Putin to meet Erdogan amid push to revive Ukraine grain deal
The announcement of Monday’s meeting in Sochi comes amid international efforts to patch up the Black Sea Grain Initiative.
Russian President Vladimir Putin will hold talks with his Turkish counterpart, Recep Tayyip Erdogan, next week as Ankara and the United Nations seek to revive a Ukraine grain export deal that helped ease a global food crisis.
Kremlin spokesman Dmitry Peskov said on Friday that Putin and Erdogan would meet on Monday in Russia’s Black Sea resort of Sochi.
The announcement ended weeks of speculation about when and where the two leaders might meet next as international efforts continue to patch up the Black Sea Grain Initiative, which shipped grain and other food to parts of Africa, the Middle East and Asia where hunger is a growing threat. It ended when Russia unilaterally withdrew from the agreement in July.
Ukraine and Russia are major global suppliers of wheat, barley, sunflower oil and other farm commodities that developing nations rely on.
Turkey, together with the UN, brokered the deal in July 2022. It allowed Ukraine to resume shipping foodstuffs from three of its Black Sea ports during the war with Russia. Under the initiative, ship and cargo inspections were overseen from Turkey, and vessels sailed to and from Ukraine from there. Almost 33,000 tonnes of grain left Ukraine while the agreement was in effect.
Peskov said Erdogan, who had previously played a significant role in persuading Putin to stick with the deal, would hold talks with the Kremlin chief in Sochi on Monday but gave no further details.
Turkish Foreign Minister Hakan Fidan met Russian Defence Minister Sergey Shoigu in Moscow on Friday ahead of the Erdogan-Putin meeting.
‘Not our fault’
Shoigu said Russia was not to blame for the grain deal failure and repeated the Russian position that Moscow would return to it if all the promises made to Russia were fulfilled.
“It’s not our fault today, but it’s stopped,” Shoigu said in a statement released by the Ministry of Defence. “Here we can say only one thing, that if everything that was promised to Russia is fulfilled, the deal will be extended.”
“It turned out that it is more difficult to do this than to build new corridors, new ground routes,” said Shoigu, who attended the signing ceremony for the Black Sea deal in Istanbul in 2022.
The Black Sea grain deal was intended to combat a global food crisis that the UN said had been worsened by Russia’s full-scale invasion of Ukraine in February 2022, which Russia calls a “special military operation”.
UN Secretary-General Antonio Guterres said on Thursday that he had sent Russian Foreign Minister Sergey Lavrov “a set of concrete proposals” aimed at reviving the agreement.
Turkey’s foreign minister said at a briefing in Moscow on Thursday that reviving the deal was important for the world.
US wheat prices rose on Friday, a day after Lavrov said Russia saw no sign that it would receive the guarantees needed to revive the grain deal.
Lavrov said the West was hyping the talk of a global food crisis as prices remained around 2021 levels and had ignored Putin’s pledge to supply Burkina Faso, Zimbabwe, Mali, Somalia, the Central African Republic and Eritrea with up to 50,000 tonnes of grain each free of charge.
To persuade Moscow to approve the original deal, a three-year accord was struck at the same time under which UN officials agreed to help Russia with its own food and fertiliser exports.
But Moscow said the memorandum had not been honoured due to the treachery of the West.
Lavrov said he had discussed Putin’s initiative to supply up to 1 million tonnes of Russian grain to Turkey at reduced prices for subsequent processing at Turkish plants and shipping to countries most in need.
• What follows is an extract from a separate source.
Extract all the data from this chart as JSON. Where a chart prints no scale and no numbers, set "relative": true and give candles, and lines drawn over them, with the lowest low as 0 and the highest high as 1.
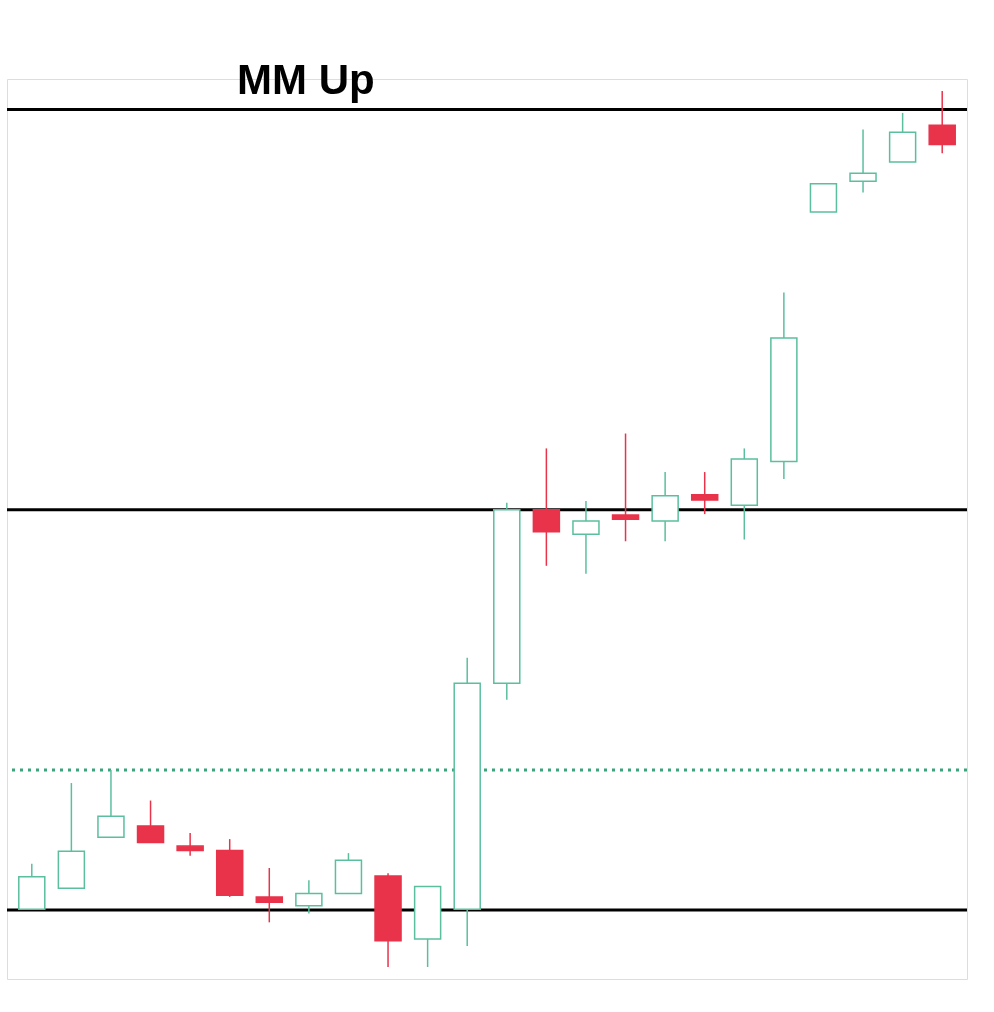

That proposal is also being discussed with Qatar.
While Russian exports of food and fertiliser are not subject to Western sanctions imposed after Russia’s invasion, Moscow has said restrictions on payments, logistics and insurance have hindered its shipments.
Two cargo vessels left a port near Odesa, Ukraine’s deputy prime minister said on Friday. They were the third and fourth to transit from deep-water Ukrainian ports through the Black Sea since Russia withdrew from the safe passage deal. They are sailing a new route that hugs the coast of Romania and Bulgaria.